Recently, Microsoft redesigned the task manager. The problem is, it sucks. It's incredibly slow and I even managed to get it to stop responding once, which is not great. What do you do when your task manager stops responding? If there is one application that should be simple and not consume much of your resources, it should be the task manager. The task manager should run on as little as possible, so that when you have almost no resources left, because of a memory leak or something, you can kill a program and have a usable computer again.

Installing programs is relatively easy, especially with Winget. Winget isn't great, namely because it uses IDs rather than simple package names. If you have to install something without Winget, you can expect to open up your web browser, download an installer executable, carefully clicking next to make sure you don't install any malware, and then you'll have your program.
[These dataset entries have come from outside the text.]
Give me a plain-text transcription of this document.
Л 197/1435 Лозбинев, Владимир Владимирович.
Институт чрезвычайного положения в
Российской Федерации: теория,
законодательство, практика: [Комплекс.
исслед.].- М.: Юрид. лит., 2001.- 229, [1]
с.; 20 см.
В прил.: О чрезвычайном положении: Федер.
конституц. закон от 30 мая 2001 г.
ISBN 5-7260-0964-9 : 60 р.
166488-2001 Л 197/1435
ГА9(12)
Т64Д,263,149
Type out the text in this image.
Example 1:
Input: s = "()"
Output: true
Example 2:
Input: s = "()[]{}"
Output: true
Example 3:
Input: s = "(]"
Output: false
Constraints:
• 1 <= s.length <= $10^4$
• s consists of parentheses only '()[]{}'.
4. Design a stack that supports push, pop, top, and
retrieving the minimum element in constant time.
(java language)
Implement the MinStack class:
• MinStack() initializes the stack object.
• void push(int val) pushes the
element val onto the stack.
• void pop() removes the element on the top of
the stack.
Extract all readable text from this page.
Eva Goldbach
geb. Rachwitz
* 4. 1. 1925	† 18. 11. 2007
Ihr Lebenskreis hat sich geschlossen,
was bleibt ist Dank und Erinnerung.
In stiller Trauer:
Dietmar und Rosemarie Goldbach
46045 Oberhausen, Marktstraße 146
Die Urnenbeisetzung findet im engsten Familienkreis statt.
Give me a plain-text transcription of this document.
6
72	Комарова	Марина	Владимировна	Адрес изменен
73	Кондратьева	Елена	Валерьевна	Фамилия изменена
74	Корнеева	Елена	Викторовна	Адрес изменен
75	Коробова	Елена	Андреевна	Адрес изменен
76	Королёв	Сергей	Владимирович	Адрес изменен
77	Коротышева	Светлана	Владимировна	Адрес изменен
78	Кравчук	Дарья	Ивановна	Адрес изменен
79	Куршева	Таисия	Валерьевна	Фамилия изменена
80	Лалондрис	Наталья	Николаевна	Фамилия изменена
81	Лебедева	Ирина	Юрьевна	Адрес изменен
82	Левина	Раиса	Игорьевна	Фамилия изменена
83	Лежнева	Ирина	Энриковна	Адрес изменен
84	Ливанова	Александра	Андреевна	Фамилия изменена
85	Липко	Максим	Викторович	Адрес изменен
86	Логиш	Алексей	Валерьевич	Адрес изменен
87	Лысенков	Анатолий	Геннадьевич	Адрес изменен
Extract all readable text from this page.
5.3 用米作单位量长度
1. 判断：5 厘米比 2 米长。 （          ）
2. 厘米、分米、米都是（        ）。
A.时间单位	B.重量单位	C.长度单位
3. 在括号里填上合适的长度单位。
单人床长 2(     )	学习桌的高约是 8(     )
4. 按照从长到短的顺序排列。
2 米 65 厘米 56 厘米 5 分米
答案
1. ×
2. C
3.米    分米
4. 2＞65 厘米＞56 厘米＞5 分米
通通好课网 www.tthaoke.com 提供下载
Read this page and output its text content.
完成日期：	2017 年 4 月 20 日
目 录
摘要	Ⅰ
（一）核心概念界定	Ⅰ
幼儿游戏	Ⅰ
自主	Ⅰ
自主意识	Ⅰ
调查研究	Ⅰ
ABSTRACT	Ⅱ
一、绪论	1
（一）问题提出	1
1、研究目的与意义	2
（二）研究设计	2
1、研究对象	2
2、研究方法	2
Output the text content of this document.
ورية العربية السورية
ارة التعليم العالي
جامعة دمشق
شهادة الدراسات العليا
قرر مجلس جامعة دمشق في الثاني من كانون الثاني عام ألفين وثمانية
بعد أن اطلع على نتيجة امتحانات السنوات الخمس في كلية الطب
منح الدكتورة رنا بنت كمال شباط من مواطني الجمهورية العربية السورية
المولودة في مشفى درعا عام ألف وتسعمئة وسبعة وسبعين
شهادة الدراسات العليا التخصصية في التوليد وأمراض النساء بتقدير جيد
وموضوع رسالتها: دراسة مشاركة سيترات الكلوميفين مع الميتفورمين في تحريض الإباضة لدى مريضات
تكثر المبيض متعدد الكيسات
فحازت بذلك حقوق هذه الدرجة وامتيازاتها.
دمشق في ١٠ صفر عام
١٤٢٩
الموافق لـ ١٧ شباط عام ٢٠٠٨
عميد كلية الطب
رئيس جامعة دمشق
While this isn't difficult, I think this approach is terrible, and Winget is a complete failure. Every single GNU/Linux package manager outclasses it in every way you can imagine. But, at least Windows now (officially) has a package manager, which is better than none. There is also Chocolatey and Scoop, if you find that Winget is too terrible. For users though, the main problem is the risk of installing malware by accident.

The main advantage Windows has over GNU/Linux is stability. Almost everything I tried to do (that is possible on Windows) worked flawlessly. I don't think I need to repeat myself on the problems GNU/Linux has, but Windows is solid, and I honestly have more trust in it than I have in Debian GNU/Linux.

How could Windows be improved?

Windows could certainly use better tiling. While most normal people will not care about it, power users would probably really appreciate something like a tiling window manager on Windows. Yes, I know third-party options exist but they just don't work all that well, because Windows itself wasn't designed around it. KDE and even GNOME are doing it, so Windows should be doing it as well. Many power users on Windows might not know that tiling window managers are what they've wanted for years, so if Microsoft provided a built in option, that would probably make a lot of people's experience better.

There are a lot of programs that depend on Visual C++ Redistributable and other libraries. If you've ever had an error like 'Missing dll msvcp140.dll' or similar, this is because you're missing this library. Windows comes with so much extra junk that most people don't use or care about, but they can't seem to include basic libraries that MANY programs depend on.

We get it, you want users to use your Microsoft accounts rather than offline accounts. But when it gets to the point where you need to disable the network adapter and run a command in a command prompt, it has gone too far. Users should not be forced to have a Microsoft account, in an operating system that is not free, on a computer that they have paid money for.

Another great example is Microsoft Edge. Remember when you installed Mozilla Firefox or any other browser and it would ask you if you wanted to set it as your default web browser? Now, Microsoft doesn't allow third-party applications to override the default web browser. This is clearly because they don't want users to switch away from Microsoft Edge. In order to switch your default browser, you have to change it from Edge to your new browser for every last possible action and file extension there is. It takes an eternity, and it should not be this complicated.

Windows UI is very, VERY inconsistent. As I mentioned earlier, the new Settings app which is designed to replace the older Control Panel which has worked fine for decades. The Settings app looks better, but in terms of usability and features it falls behind significantly. Also worth noting that dark UI does not apply everywhere because older programs do not support it.


You know when you're at someone's house and you're being extremely careful?

To me, this is what Windows feels like. Even a week later. Windows just doesn't feel like home to me. It feels uncomfortable and foreign, almost as if it wasn't designed around me.

I will continue to use Gentoo. However, I now know exactly why I don't like Windows. Could I use it as my desktop operating system? Yes. But do I feel comfortable with it? Do I waste less time on Windows? The answer is no. Do I regret using Windows for a week? Also no.